Lost Decades cover image

Lost Decades


The concept of a "lost decade" was first coined in the 1990s to describe Japan's economic downturn after a burst in their stock market and real estate bubbles. However, this term has now become a common way to describe sluggish periods in other countries and during different time periods that leave investors with meager returns and a sense of disappointment.

In today’s post, we argue that the United States is on the cusp of a lost decade, thereby underscoring the necessity for investors to explore alternative investment vehicles beyond the stock market to preserve and grow their financial assets.

What Are the Traits of a Lost Decade?

  1. Low real GDP growth

  2. High unemployment

  3. Low consumer confidence

  4. Lower, or very volatile stock prices

Lost Decades in the US Economy

Most economists might argue that the United States has only experienced one real lost decade following the stock market crash in 1929. During the Great Depression, the US faced high unemployment, widespread poverty, and a significant decline in economic activity. 

We contend that there have been multiple lost decades characterized by slow markets, with investors waiting over a decade to receive a meager return on their investments. For instance, investing $100,000 in the DJIA in 1965 would have yielded only a 1x return by 1981 after a prolonged period of waiting for a bull run that failed to materialize for 16 years.

Similarly, an investment of $100,000 in 2000 would have yielded a nominal return of 0% by 2013. 

Signs that We’re About to Enter a Lost Decade

If you’re clinging to your stocks with the expectation of a forthcoming bull run, it's imperative to note that you could be waiting a decade or more. Recent signals suggest that we are emerging from a bull run, with numerous economic indicators pointing to the United States teetering towards another dismal decade of stagnancy.
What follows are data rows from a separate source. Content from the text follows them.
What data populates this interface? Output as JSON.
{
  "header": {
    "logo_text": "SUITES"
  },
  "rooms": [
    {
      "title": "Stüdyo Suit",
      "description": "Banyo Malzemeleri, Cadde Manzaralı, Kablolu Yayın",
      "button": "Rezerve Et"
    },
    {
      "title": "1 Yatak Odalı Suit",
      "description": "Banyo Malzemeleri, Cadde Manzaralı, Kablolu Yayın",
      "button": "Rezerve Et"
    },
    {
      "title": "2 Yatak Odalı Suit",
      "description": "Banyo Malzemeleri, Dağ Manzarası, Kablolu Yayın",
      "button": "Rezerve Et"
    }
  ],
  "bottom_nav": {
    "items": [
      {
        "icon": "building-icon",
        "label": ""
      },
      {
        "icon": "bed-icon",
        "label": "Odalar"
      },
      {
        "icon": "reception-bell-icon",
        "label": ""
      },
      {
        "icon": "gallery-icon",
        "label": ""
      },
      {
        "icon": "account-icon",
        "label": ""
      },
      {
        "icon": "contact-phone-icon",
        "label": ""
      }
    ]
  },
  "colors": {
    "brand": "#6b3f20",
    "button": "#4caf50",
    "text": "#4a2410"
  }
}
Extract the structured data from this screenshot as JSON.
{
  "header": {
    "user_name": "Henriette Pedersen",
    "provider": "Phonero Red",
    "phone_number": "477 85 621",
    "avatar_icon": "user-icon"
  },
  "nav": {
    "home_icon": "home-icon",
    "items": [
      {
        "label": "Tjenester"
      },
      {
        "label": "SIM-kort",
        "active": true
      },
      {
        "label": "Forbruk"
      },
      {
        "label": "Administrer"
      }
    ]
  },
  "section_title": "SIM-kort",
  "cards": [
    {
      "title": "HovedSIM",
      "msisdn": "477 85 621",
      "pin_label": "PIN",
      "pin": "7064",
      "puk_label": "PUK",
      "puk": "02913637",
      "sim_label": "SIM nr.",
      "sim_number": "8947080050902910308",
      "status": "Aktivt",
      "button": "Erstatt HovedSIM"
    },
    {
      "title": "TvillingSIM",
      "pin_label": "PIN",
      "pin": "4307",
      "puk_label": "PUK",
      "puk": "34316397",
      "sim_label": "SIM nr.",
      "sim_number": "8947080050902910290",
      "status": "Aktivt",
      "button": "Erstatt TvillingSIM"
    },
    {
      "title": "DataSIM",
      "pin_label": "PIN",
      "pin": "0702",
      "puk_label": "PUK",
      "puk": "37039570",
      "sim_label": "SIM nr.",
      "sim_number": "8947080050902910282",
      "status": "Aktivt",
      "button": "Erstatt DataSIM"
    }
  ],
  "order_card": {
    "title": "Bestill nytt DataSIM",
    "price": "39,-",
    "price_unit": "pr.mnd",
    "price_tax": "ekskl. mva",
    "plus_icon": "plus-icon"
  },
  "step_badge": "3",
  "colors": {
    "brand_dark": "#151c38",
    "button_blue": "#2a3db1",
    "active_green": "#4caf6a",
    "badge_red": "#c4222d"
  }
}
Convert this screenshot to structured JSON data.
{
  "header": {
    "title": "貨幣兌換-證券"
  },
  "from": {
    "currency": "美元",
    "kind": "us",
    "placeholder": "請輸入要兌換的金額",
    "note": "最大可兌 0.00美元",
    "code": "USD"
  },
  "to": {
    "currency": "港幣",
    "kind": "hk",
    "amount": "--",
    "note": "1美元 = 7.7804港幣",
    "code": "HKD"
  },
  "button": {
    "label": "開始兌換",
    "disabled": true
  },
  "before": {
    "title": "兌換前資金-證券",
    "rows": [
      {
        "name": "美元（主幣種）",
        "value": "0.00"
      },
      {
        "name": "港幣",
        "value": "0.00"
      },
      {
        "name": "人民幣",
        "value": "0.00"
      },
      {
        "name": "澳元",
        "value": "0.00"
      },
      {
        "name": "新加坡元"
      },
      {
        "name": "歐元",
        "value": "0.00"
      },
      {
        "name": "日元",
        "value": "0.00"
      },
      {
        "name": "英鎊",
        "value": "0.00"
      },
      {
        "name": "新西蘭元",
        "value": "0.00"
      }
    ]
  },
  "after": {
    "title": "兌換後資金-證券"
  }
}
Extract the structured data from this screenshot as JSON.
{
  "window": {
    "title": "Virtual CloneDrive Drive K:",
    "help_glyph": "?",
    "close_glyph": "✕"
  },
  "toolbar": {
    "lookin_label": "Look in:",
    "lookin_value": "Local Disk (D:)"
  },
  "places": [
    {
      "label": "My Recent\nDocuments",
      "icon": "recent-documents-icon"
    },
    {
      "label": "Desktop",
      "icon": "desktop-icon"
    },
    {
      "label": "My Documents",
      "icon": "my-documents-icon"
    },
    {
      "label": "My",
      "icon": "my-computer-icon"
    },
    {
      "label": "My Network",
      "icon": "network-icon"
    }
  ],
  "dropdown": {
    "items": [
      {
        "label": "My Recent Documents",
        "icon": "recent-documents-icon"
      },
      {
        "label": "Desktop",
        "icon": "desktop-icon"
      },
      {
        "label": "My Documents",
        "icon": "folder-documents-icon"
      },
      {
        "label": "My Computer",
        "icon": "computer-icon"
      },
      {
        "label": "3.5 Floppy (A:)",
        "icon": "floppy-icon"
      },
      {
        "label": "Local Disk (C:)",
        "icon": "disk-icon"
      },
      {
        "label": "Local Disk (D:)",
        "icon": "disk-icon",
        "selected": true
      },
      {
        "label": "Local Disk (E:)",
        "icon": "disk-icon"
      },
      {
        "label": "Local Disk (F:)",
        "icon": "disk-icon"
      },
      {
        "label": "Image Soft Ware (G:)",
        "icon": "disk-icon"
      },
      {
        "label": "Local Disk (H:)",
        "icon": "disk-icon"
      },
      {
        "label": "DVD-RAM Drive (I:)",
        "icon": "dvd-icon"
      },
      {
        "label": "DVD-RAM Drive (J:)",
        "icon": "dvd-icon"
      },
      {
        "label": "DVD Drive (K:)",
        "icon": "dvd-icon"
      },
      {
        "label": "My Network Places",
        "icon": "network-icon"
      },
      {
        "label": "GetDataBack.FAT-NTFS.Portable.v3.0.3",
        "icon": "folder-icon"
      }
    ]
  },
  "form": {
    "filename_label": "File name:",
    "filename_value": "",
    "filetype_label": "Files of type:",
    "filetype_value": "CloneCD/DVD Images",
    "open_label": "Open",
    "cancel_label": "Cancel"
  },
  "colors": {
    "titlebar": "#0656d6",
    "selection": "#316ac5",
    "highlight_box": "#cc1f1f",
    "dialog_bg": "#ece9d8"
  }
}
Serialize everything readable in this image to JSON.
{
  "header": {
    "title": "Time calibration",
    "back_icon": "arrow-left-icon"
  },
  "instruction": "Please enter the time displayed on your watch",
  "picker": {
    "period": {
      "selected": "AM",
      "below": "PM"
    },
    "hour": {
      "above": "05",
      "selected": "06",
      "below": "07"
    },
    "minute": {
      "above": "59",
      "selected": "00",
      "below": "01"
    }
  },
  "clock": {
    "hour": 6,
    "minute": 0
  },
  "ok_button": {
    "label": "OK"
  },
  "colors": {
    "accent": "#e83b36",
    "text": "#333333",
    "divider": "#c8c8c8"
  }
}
Data Point #1 - Real GDP growth is low

US GDP growth has been at an average of 2.0% annually over the past decade, but the IMF predicts a decrease to 1.3% in 2023 with a high chance of it being under 1%.

Data Point #2 - We are less efficient

Total factor productivity (TFP), the gauge of an economy's efficient use of labor and capital to produce goods and services, suffered a significant 1.2% decline in 2022. Notably, for the first time since 1993, both capital and labor growth have surpassed output growth.

Data Point #3 - We are getting old

The US population is aging, which could have implications for TFP growth if older workers are less productive than younger ones. This could be due to factors such as declining health, reduced learning capacity, or a lack of familiarity with new technologies.

Data Point #4 - We’re not building as much work equipment

The rate of increase in physical assets used for production, known as the capital stock growth rate, has slowed down in recent years. The average annual growth rate of non-residential fixed investments, which include structures, equipment, and intellectual property, decreased from 5.1% between 1947 and 2007 to only 2.1% between 2007 and 2017.

So What?

Whether you’re exploring Equi products, or exploring alternative assets generally, we recommend diversifying your portfolio into vehicles that are uncorrelated with one another and uncorrelated with economic growth. For example, investors might consider investing in emerging economies that are projected to have strong real GDP growth over the next few years. For example, although the IMF was not as bullish on U.S. GDP growth, it has projected an average annual real GDP growth rate of 6.9% between 2022 and 2026. Another option is to invest in defensive sectors of the stock market, such as utilities, consumer staples, and healthcare, which may be less affected by economic downturns.